Problem: It should output all peaks found in any samples. However, only peaks found in more than two samples were output in file res.all_qvalue.txt although I set minOverlap=1

In dba.peakset(), the minOverlap parameter is only used when it is used to add new a new sample, generating a new DBA object. In your case, where bRetrieve=TRUE, the parameter is ignored. You should instead specify minOverlap=1 in the previous call to dba().

Question: If I understand correctly, it should output the TMM normalized read number and using the full library sizes. Do you agree with me?

No, the default normalization uses full library sizes only, and does not perform a TMM calculation.

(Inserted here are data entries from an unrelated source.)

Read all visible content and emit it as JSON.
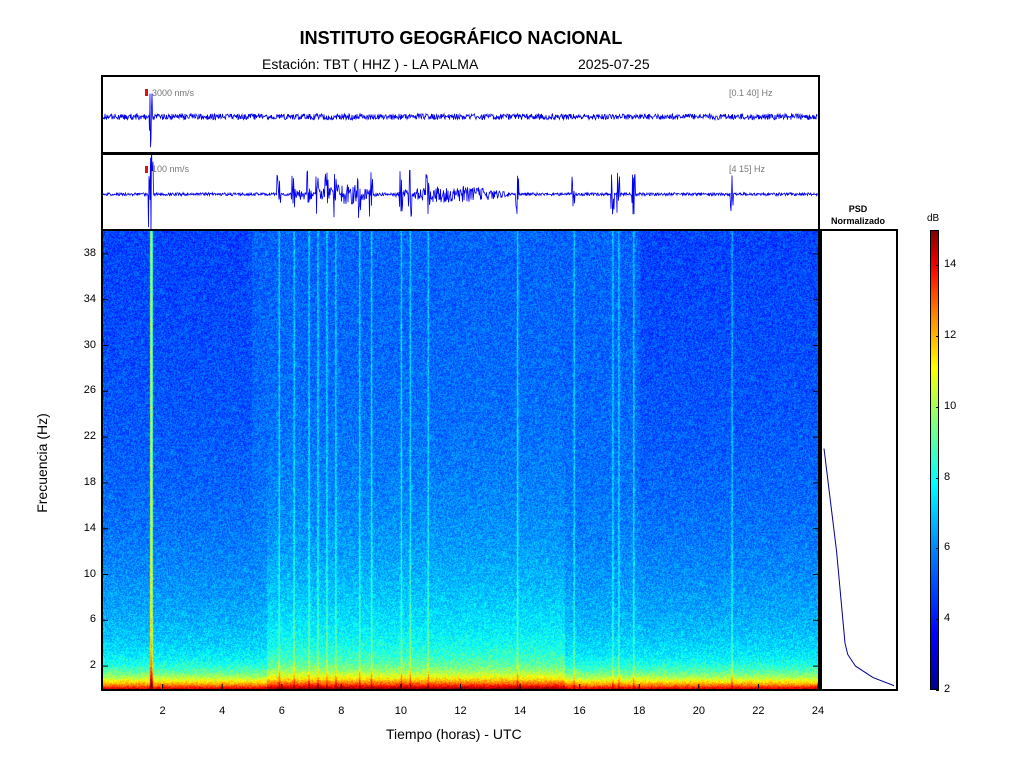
{
  "header": {
    "title": "INSTITUTO GEOGRÁFICO NACIONAL",
    "station": "Estación:  TBT ( HHZ ) - LA PALMA",
    "date": "2025-07-25"
  },
  "traces": [
    {
      "amplitude_label": "3000 nm/s",
      "band_label": "[0.1 40] Hz"
    },
    {
      "amplitude_label": "100 nm/s",
      "band_label": "[4 15] Hz"
    }
  ],
  "psd": {
    "title_line1": "PSD",
    "title_line2": "Normalizado"
  },
  "colorbar": {
    "unit": "dB",
    "ticks": [
      2,
      4,
      6,
      8,
      10,
      12,
      14
    ],
    "range": [
      2,
      15
    ]
  },
  "chart_data": {
    "type": "heatmap",
    "xlabel": "Tiempo (horas) - UTC",
    "ylabel": "Frecuencia  (Hz)",
    "xlim": [
      0,
      24
    ],
    "ylim": [
      0,
      40
    ],
    "xticks": [
      2,
      4,
      6,
      8,
      10,
      12,
      14,
      16,
      18,
      20,
      22,
      24
    ],
    "yticks": [
      2,
      6,
      10,
      14,
      18,
      22,
      26,
      30,
      34,
      38
    ],
    "colormap": "jet",
    "event_times_hours": [
      1.6,
      5.9,
      6.4,
      6.9,
      7.2,
      7.5,
      7.8,
      8.6,
      9.0,
      10.0,
      10.3,
      10.9,
      13.9,
      15.8,
      17.1,
      17.3,
      17.8,
      21.1
    ],
    "main_event_hour": 1.6,
    "psd_profile": [
      {
        "f": 0.3,
        "v": 1.0
      },
      {
        "f": 1,
        "v": 0.7
      },
      {
        "f": 2,
        "v": 0.45
      },
      {
        "f": 3,
        "v": 0.34
      },
      {
        "f": 4,
        "v": 0.3
      },
      {
        "f": 6,
        "v": 0.27
      },
      {
        "f": 8,
        "v": 0.24
      },
      {
        "f": 10,
        "v": 0.21
      },
      {
        "f": 12,
        "v": 0.18
      },
      {
        "f": 14,
        "v": 0.14
      },
      {
        "f": 16,
        "v": 0.1
      },
      {
        "f": 18,
        "v": 0.06
      },
      {
        "f": 20,
        "v": 0.02
      },
      {
        "f": 21,
        "v": 0.0
      }
    ]
  }
}
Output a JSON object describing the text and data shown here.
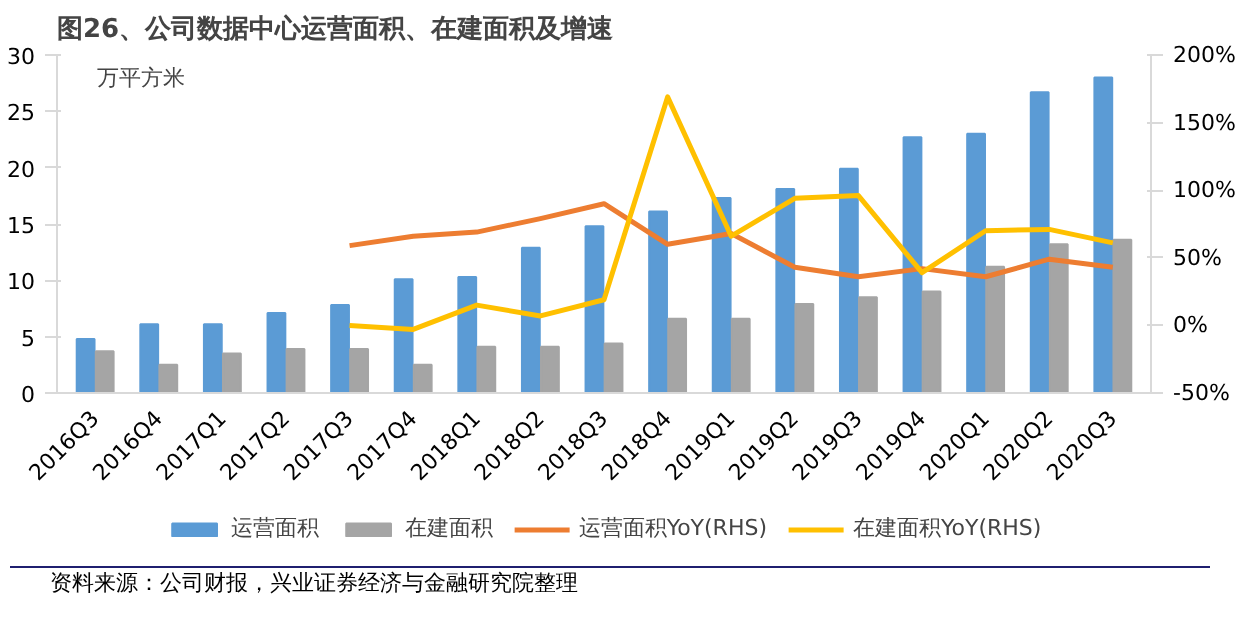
{
  "chart_data": {
    "type": "bar",
    "title": "图26、公司数据中心运营面积、在建面积及增速",
    "categories": [
      "2016Q3",
      "2016Q4",
      "2017Q1",
      "2017Q2",
      "2017Q3",
      "2017Q4",
      "2018Q1",
      "2018Q2",
      "2018Q3",
      "2018Q4",
      "2019Q1",
      "2019Q2",
      "2019Q3",
      "2019Q4",
      "2020Q1",
      "2020Q2",
      "2020Q3"
    ],
    "series": [
      {
        "name": "运营面积",
        "color": "#5b9bd5",
        "values": [
          4.8,
          6.1,
          6.1,
          7.1,
          7.8,
          10.1,
          10.3,
          12.9,
          14.8,
          16.1,
          17.3,
          18.1,
          19.9,
          22.7,
          23.0,
          26.7,
          28.0
        ]
      },
      {
        "name": "在建面积",
        "color": "#a5a5a5",
        "values": [
          3.7,
          2.5,
          3.5,
          3.9,
          3.9,
          2.5,
          4.1,
          4.1,
          4.4,
          6.6,
          6.6,
          7.9,
          8.5,
          9.0,
          11.2,
          13.2,
          13.6
        ]
      },
      {
        "name": "运营面积YoY(RHS)",
        "type": "line",
        "axis": "y2",
        "color": "#ed7d31",
        "values": [
          null,
          null,
          null,
          null,
          59,
          66,
          69,
          79,
          90,
          60,
          68,
          43,
          36,
          42,
          36,
          49,
          43
        ]
      },
      {
        "name": "在建面积YoY(RHS)",
        "type": "line",
        "axis": "y2",
        "color": "#ffc000",
        "values": [
          null,
          null,
          null,
          null,
          0,
          -3,
          15,
          7,
          19,
          169,
          66,
          94,
          96,
          39,
          70,
          71,
          61
        ]
      }
    ],
    "ylim": [
      0,
      30
    ],
    "yticks": [
      0,
      5,
      10,
      15,
      20,
      25,
      30
    ],
    "y2lim": [
      -50,
      200
    ],
    "y2ticks": [
      {
        "value": -50,
        "label": "-50%"
      },
      {
        "value": 0,
        "label": "0%"
      },
      {
        "value": 50,
        "label": "50%"
      },
      {
        "value": 100,
        "label": "100%"
      },
      {
        "value": 150,
        "label": "150%"
      },
      {
        "value": 200,
        "label": "200%"
      }
    ],
    "annotations": [
      "万平方米",
      "资料来源：公司财报，兴业证券经济与金融研究院整理"
    ],
    "legend": "bottom",
    "grid": false
  }
}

Question: It is defining the normalization method used in the following differential analysis, default by using full library size on the raw read count. And it is not the same count as that in res.consensus_count1.txt, right? If so, I couldn't obtain the normalized count using for differential analysis. Do you agree with me?

You are using the default normalization in both cases, so res.consensus_count1.txt reports normalized counts using the same calculations that will be applied to a subsequent analysis. So you do indeed have them. (You should be aware that the retrieved counts are not used explicitly in the analysis: only the normalisation factors are actually used, not the counts themselves.)

Question: Two batch data were produced for some of the conditions and the batch information was stored in the 'Factor' column in csv file. I am wondering if I should specify the batch information in design or in block parameter.

You should specify it in the design formula, and not used the block parameter at all. The block parameter is only there for backward compatibility with pre-DiffBind_3.x versions that did not allow for the design formula to be specified explicitly. So your first version is the correct one.